The former chemical engineer, who was offered a Fulbright scholarship to study at the prestigious Massachusetts Institute of Technology, may be reverting to basics, but his monumental portrayal of He-Man, produced by the famed Golan-Globus team, is anything but scaled down.
"I had to train for four months for this role," Lundgren says, "and I had to continue to work out daily during the 5l/2-week shoot. Sometimes I'd have to get up at 5 A.M. to get in a 45minute workout during the day. I would break up my exercises, doing my chest in the morning, for example, my shoulders during lunch and putting in some time on the stationary bicycle in the evening. And, of course, I would pump up on the set a lot during the day.
"The combination of training hard and being involved in a lot of action scenes," he explains, "made it essential for me to treat my body well and also to obtain maximum recuperation. So I got regular massages from Drew Francis, who also works on John McEnroe and Chris Evert Lloyd, to stay loose and maintain good muscle tone. And when that isn't enough and I needed some kinks worked out, I relied on my chiropractor, Greg Teft. "My diet was much better planned than it had been for Rocky IV" Lundgren says. "I talked to a number of nutritionists, and the program I came up with was very, very strict. For example, I cut out fats as much as possible. I wouldn't eat bread, dressings or sauces. Everything had to be unprocessed, quality food with high nutrition and no extra calories.
"My fluid intake was water, iced tea and coffee. After a while, I adjusted to always being just a little hungry. I got used to it because I knew that it contributed to how good I looked on screen. But beyond that, being hungry makes you edgy and more aggressive, and I found this contributed to my being able to play He-Man, a character filled with restless energy-just barely under control.
"I playa fantasy character, but I tried to bring some realism to the role. I tried to show a soft side along with a hard side, and to incorporate some wit and intelligence along with the brawn. He-Man is larger than life, but he's also a Renaissance man."

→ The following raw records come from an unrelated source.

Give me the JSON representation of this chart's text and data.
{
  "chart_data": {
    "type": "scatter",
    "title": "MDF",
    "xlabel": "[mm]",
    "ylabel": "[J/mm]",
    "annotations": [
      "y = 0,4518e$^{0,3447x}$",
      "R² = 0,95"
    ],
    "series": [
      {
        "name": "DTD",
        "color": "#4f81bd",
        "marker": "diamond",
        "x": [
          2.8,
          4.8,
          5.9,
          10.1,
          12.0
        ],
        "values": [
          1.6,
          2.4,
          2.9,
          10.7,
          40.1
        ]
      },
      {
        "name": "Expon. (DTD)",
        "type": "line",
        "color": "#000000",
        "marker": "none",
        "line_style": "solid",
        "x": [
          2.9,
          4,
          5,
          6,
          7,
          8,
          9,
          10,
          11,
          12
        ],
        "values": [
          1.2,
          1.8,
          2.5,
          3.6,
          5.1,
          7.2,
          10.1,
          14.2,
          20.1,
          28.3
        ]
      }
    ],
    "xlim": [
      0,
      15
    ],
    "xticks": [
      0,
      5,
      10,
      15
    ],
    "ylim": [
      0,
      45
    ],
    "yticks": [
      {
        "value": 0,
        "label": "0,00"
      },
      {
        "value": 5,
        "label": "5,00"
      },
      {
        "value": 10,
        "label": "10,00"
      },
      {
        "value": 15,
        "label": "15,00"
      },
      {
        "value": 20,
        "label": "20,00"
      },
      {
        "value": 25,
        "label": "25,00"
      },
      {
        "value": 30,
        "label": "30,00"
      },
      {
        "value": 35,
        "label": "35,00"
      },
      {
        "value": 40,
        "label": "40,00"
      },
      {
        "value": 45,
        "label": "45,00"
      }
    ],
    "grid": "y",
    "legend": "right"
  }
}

When quizzed about his own attitudes, Lundgren responds, "My sense of what it means to be a man in the '80s revolves around a balance between one's emotional side and one's physical side. There has to be a balance there. The combination of emotionality and physicality creates a kind of sensuality I think is essential for contemporary man."
Lundgren expresses admiration for Marion Brando, an actor he sees as possessing a winning combination of the overtly physical and the unapologetically vulnerable. "Brando was the first to play the likable villain. The Wild One was a great image. I would like to play those kinds of roles, not the sugar-soft kind. Or a good kind of guy who's slightly unlikable. You've got to have those two sides, other-wise you're boring." Lundgren is unlikely to bore audiences with his next project, in which he will playa chiaroscuro, good-bad character: an assassin with a heart of gold. "I'm looking forward to filming in Namibia, on the southwest coast of Africa. It's an R-rated action/adventure/ drama with political overtones." The as yet untitled Warner Bros. project is currently in preproduction, with a start day slated for mid-August.
Lundgren insists that it's probably his European upbringing that has inculcated in him his "dark side." "Europeans tend to have a slightly more decadent, raw, sensual side to them, which is why the press in Europe seems much more responsive to me. Many Americans don't pick this up." Lundgren's future plans include making the kind of "art films" most often produced in Europe, as well as the more commercially oriented audience-pleasers he insists American filmmakers do so well. "In the States everything revolves around the dollar," he says. "Commercial success is everything. I would like to do the small art film as well as the big American box-office hit. Ultimately, as with everything else, there has to be a balance. And a balance in Hollywood is not easy to achieve."